Una de las críticas que recibe en esta red es su bloqueo a ciertos usuarios. ¿Por qué lo hace? ¿No alimenta esto la lógica de nichos de la que hablábamos?

Por salud mental. No solamente bloqueo al que me insulta, bloqueo al que me produce una sensación emocional desagradable. Si fuera político, seguramente no lo podría hacer, pero como no lo soy, tengo derecho a aplicarme el refrán: «Ojos que no ven, corazón que no siente». Creo que tengo derecho a no ver a la gente que me resulta desagradable, y mi manera de no hacerlo en las redes sociales es bloquearla. ¡Que nadie se lo tome a mal! Es verdad que meto en el mismo saco a quien me insulta y a quien simplemente me dice algo que me molesta. Pero, por suerte, ya no soy una figura política, puedo hacerlo, y además, uno tiene derecho a debatir con quién le apetezca. Un político, no; un político tiene que debatir con quien le toque. Yo no tengo por qué debatir con cualquiera. Cuando veo a mis antiguos compañeros en las sesiones de control al Gobierno en el Congreso, teniendo que debatir con los ultras de Vox, me digo: «¡Qué suerte tengo, que no tengo nada que debatir con ellos y les puedo, democráticamente, bloquear!». Y les invito además a que me bloqueen a mí. Hay mucha gente que me dice en Twitter: «¡No me interesa tu vida!». ¡Bloquéame! ¡No me sigas! Yo no tengo la más mínima intención de que tengas que aguantarme.
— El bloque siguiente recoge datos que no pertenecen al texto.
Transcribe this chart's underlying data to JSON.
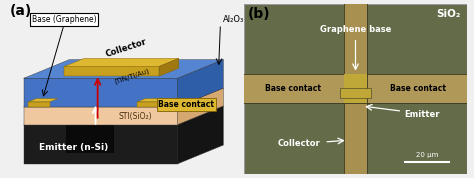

Por último, además de esta faceta de espectador, analista y narrador activo de lo que acontece en el panorama político, ¿cree que en un futuro pueda plantearse otro rol que implique mayor compromiso personal en la transformación social?

Si me preguntan si alguna vez volveré a ejercer la política institucional, la respuesta es no. Esa fase ya pasó, tengo tres hijos y no querría volver a exponerles al nivel de violencia y de agresividad que implicó que yo estuviera haciendo política de partido y política institucional. Pero sigo haciendo política, sigo comprometido de alguna manera en un ámbito distinto, el de la comunicación. Pero al otro sitio del que vengo, ya no volvería.